Not so long ago, it was acceptable in the public service, especially in government, to have an A-strategy and a B-team, or a B-strategy and an A-team. Not anymore. The public sector has transformed. What is needed now are both the A-strategy and the A-team.
For effective service delivery, what is required is for the right people to be on the bus. The phrase “the right people on the bus” is a concept from Jim Collins’s book Good to Great. It means prioritising who is on the bus over where the bus is going. Indeed, Collins puts it aptly when he says, the right people on the bus… the wrong people off the bus… and the right people in the right seats.

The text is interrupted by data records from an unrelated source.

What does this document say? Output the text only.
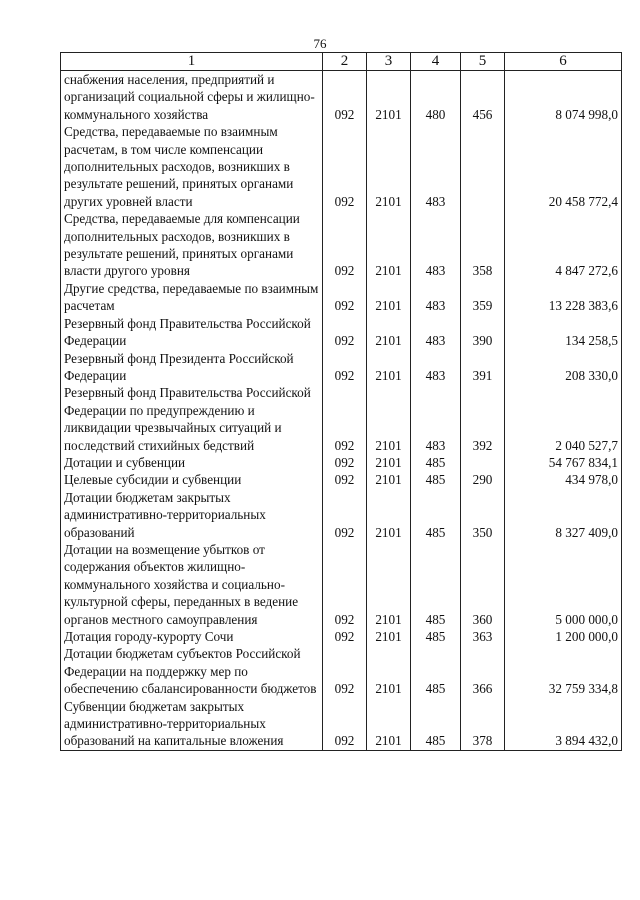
76
1	2	3	4	5	6
снабжения населения, предприятий и организаций социальной сферы и жилищно-коммунального хозяйства	092	2101	480	456	8 074 998,0
Средства, передаваемые по взаимным расчетам, в том числе компенсации дополнительных расходов, возникших в результате решений, принятых органами других уровней власти	092	2101	483		20 458 772,4
Средства, передаваемые для компенсации дополнительных расходов, возникших в результате решений, принятых органами власти другого уровня	092	2101	483	358	4 847 272,6
Другие средства, передаваемые по взаимным расчетам	092	2101	483	359	13 228 383,6
Резервный фонд Правительства Российской Федерации	092	2101	483	390	134 258,5
Резервный фонд Президента Российской Федерации	092	2101	483	391	208 330,0
Резервный фонд Правительства Российской Федерации по предупреждению и ликвидации чрезвычайных ситуаций и последствий стихийных бедствий	092	2101	483	392	2 040 527,7
Дотации и субвенции	092	2101	485		54 767 834,1
Целевые субсидии и субвенции	092	2101	485	290	434 978,0
Дотации бюджетам закрытых административно-территориальных образований	092	2101	485	350	8 327 409,0
Дотации на возмещение убытков от содержания объектов жилищно-коммунального хозяйства и социально-культурной сферы, переданных в ведение органов местного самоуправления	092	2101	485	360	5 000 000,0
Дотация городу-курорту Сочи	092	2101	485	363	1 200 000,0
Дотации бюджетам субъектов Российской Федерации на поддержку мер по обеспечению сбалансированности бюджетов	092	2101	485	366	32 759 334,8
Субвенции бюджетам закрытых административно-территориальных образований на капитальные вложения	092	2101	485	378	3 894 432,0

Those who build great organisations ensure they have the right people on the bus and the right people in the key seats before determining where to drive the bus. They always think first about who and then about what. When facing chaos and uncertainty, and when you cannot possibly predict what is coming around the corner, your best strategy is to have a busload of people who can adapt and perform brilliantly no matter what comes next. Great vision without great people is irrelevant.
The good-to-great leaders understood three simple truths. First, if you begin with “who” rather than “what”, you can more easily adapt to a changing world. If people join the bus primarily because of where it is going, what happens if you get ten miles down the road and need to change direction? You’ve got a problem. But if people are on the bus because of who else is on the bus, then it’s much easier to change direction: “Hey, I got on this bus because of who else is on it; if we need to change direction to be more successful, fine with me.”
Second, if you have the right people on the bus, the problem of how to motivate and manage people largely goes away. The right people don’t need to be tightly managed or fired up; they will be self-motivated by their inner drive to produce the best results and to be part of creating something great.
Third, if you have the wrong people, it doesn’t matter whether you discover the right direction; you still won’t have great company.
Let me close by quoting what the immortal Hawkeye had to say about making choices in life.
“Sometimes you have to leave the city of your comfort and go into the wilderness of your intuition. You can't get there by bus, only by hard work and risk and by not quite knowing what you're doing. But what you’ll discover will be wonderful. What you’ll discover will be yourself.”
* Dr Vusi Shongwe works in the Department of Arts and Culture in KwaZulu-Natal and writes in his personal capacity.
** The views expressed here do not reflect those of the Sunday Independent, Independent Media or IOL.